Davd: Ebert’s not universally beloved — not by me, anyway. I agree that Leitch is making an opportunistic apology, one he’s using to separate himself from his blogger/web roots and position himself as more of a Real Journalist Who Has Grown Up. Maybe his entertaining but empty Costas hit piece didn’t go over the way he hoped. Leitch is hardly Matt Taibbi. I look foward to his Costas apology someday, too, when it looks good for him to make it.
However, I never liked Ebert or Siskel. The plus side of Ebert (!) is that he truly loves cinema on its own terms, where I don’t think Siskel truly did. Ebert’s movie reviews are 3/4 plot summary and the rest pure opinion (“what a performance!”). His current tweets are the best things he has ever written, and I kid not. Pithy, smart, funny — where has this guy been since he won that Pulitzer? His embrace of B culture mattered in the 1970s, but his recent Scorsese book is mainly rehashes of old reviews and not particulalry groudbreaking, even for the time. It may look daring now to have liked Scorsese then (it wasn’t) but back then mainstream film was daring.
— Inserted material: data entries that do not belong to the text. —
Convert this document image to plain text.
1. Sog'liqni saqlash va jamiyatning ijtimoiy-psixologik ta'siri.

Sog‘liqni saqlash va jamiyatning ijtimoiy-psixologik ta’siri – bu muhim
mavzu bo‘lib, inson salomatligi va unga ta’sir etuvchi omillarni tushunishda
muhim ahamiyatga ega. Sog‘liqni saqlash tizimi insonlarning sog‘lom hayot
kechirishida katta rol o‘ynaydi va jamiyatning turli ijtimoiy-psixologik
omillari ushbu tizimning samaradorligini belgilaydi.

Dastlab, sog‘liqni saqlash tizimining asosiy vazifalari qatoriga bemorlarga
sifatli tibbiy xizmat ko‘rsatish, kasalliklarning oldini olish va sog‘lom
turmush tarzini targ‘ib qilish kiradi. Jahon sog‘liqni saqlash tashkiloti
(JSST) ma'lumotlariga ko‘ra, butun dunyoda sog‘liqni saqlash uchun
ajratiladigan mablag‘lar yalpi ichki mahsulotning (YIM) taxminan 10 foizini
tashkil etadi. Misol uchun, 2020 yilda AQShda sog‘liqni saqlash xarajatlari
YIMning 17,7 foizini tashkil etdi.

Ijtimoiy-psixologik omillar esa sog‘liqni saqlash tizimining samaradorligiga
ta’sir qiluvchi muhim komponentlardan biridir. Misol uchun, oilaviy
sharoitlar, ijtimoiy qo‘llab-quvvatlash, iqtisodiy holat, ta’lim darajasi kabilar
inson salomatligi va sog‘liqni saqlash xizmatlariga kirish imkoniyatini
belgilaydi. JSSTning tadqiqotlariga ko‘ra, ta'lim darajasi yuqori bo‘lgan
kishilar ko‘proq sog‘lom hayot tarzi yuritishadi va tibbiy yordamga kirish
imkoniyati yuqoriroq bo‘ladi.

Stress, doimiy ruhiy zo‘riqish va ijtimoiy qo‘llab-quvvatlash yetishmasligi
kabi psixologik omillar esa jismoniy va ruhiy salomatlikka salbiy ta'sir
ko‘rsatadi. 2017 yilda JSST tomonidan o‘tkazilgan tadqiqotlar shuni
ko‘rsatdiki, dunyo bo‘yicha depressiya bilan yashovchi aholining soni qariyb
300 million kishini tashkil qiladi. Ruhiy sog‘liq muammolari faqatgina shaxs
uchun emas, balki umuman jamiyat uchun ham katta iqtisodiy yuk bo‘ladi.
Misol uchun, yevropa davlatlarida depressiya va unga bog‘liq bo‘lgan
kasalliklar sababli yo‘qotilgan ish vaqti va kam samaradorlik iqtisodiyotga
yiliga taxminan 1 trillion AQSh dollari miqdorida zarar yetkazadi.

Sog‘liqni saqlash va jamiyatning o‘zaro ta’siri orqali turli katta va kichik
He’s no Kael or Farber or Truffaut on film, or even an Agee. He’s never presented any new way of looking at film as they did for mainstream readers. On his blog he writes about rereading Willa Cather and other authors, with great insight, but why has he kept that knowledge out of his movie writing all these years? I’ve always thought he dumbed everything down, from his thumbs up “way UP!” reviews with Siskel to his incredibly thin intellectual insights about movies and pop culture. He’s had his moments, but he’s always been a lovable middle-brow celebrity movie critic, which is perhaps what he always wanted.
I’m sorry to see him in the shape he’s in, but I love the bold way he’s taking back every day of his life from the disease. It’s inspirational, and I don’t say that often about anyone. I hope when I go its with as much class and that one day Will Leitch deems me worthy of a hit piece.
Siskel did love movies. He was not quite as open about it as Ebert who while I love Ebert he still plays favorites with certain directors and never quite can come around on others (though Kael was the same way). My only beef with Siskel was he never liked horror films.
The Leitch piece was well-written but I am sorry, I had no idea Roger Ebert died. It came off as a eulogy. What the hell? Ebert’s story is not about dying, it is about living.
God bless CSTB for validating my own qualms about WL’s “timely” essay. The beers are on me (usually because I’m all thumbs).